Drought-tolerance is on everyone's mind, because Colorado is bracing for one of the driest summers on record.
"We really are facing a drought for Boulder that, probably no one alive today has really had to face," Chris Rudkin said. He directs water utilities for the City of Boulder. To weather this year's historic drought, the city has begun water rationing. Residents may water their lawns and gardens only twice a week, for 15 minutes at most each time. For gardeners with traditional landscapes, this might not be enough, but Mr. Rudkin said there's no other choice.
"Our mantra for the coming season is 'every drop counts.' It really, really does," he says.

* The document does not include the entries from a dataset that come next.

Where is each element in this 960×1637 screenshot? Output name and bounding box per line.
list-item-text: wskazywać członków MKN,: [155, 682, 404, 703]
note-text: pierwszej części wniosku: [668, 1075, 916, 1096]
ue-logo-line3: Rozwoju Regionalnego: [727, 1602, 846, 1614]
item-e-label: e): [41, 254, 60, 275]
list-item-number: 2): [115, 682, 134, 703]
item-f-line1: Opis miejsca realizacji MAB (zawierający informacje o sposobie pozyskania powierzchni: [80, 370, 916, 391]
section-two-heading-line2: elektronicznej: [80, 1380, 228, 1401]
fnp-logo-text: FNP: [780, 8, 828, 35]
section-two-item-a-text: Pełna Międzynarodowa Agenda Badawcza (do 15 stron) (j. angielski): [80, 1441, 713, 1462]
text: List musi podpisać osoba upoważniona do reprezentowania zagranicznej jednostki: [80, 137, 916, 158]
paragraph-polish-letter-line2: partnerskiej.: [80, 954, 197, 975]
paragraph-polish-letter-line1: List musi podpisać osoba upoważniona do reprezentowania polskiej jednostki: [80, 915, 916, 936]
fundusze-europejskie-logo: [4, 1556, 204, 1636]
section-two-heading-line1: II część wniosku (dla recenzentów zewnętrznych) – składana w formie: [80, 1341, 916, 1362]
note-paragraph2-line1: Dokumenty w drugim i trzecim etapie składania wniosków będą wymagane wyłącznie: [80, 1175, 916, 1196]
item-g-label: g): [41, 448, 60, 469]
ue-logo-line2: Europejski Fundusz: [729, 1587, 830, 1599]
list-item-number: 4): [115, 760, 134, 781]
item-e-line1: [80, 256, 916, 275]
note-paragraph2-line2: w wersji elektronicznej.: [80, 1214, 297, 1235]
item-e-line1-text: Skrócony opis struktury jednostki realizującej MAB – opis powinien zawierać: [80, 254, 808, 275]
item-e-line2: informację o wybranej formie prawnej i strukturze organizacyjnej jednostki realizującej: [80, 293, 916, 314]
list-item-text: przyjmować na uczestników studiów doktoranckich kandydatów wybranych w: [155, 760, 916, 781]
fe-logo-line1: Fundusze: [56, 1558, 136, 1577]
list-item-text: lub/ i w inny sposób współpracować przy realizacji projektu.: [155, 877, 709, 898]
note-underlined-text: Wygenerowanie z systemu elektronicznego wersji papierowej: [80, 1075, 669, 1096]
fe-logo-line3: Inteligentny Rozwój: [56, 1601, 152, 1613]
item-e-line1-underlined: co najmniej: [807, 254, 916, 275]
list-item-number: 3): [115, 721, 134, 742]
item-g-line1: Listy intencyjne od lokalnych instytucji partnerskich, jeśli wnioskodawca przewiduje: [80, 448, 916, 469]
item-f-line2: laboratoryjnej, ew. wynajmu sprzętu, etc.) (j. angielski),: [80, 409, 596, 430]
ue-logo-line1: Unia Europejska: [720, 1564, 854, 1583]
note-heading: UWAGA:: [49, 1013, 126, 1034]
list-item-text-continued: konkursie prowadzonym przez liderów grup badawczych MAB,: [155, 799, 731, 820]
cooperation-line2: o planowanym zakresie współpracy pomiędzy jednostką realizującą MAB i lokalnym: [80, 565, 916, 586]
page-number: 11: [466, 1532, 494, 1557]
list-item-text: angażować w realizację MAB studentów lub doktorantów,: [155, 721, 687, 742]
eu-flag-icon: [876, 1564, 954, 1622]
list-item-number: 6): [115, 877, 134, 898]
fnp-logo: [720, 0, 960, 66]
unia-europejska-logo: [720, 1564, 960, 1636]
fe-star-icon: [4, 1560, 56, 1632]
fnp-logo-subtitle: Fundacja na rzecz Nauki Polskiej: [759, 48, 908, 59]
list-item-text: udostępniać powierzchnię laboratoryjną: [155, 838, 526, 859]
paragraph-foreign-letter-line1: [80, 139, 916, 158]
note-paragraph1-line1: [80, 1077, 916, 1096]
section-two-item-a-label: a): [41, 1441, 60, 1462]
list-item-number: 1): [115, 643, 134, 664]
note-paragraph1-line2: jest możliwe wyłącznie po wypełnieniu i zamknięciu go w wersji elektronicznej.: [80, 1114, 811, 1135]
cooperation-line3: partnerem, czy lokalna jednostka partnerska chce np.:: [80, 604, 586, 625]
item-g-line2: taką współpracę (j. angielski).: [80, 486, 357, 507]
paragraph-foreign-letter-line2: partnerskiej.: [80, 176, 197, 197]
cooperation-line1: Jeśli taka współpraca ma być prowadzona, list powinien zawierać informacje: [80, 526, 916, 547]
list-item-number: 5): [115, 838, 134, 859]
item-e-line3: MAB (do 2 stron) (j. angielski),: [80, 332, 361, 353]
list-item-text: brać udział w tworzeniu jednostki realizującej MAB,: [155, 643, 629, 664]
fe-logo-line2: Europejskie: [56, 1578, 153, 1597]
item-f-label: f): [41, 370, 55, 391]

Mikl Brawner is sympathetic toward gardeners whose landscapes might not survive this year but he said he sees a long-term benefit. "We never like to see plants die, but on the other hand, we've had some wet years here that have given us the wrong impression about what Colorado conditions are like. Maybe this year, in spite of the fact that it's going to be hard on a lot of us gardeners, is going teach us more about what real Xeriscape is and getting down to the nitty-gritty of how to garden in really low-water conditions, and still have beautiful gardens," he says.
"Hey, Mikl!" one man exclaims. "Hey! We've been talking so much about drought, it's starting to rain . . ."
As Mikl Brawner greets another customer, the thunderclouds finally release a drop or two and then, the rain stops. But thanks to his many Xeriscape plants, Mr. Brawner's garden continues to grow, a thriving example of what could be Colorado's landscape of the future.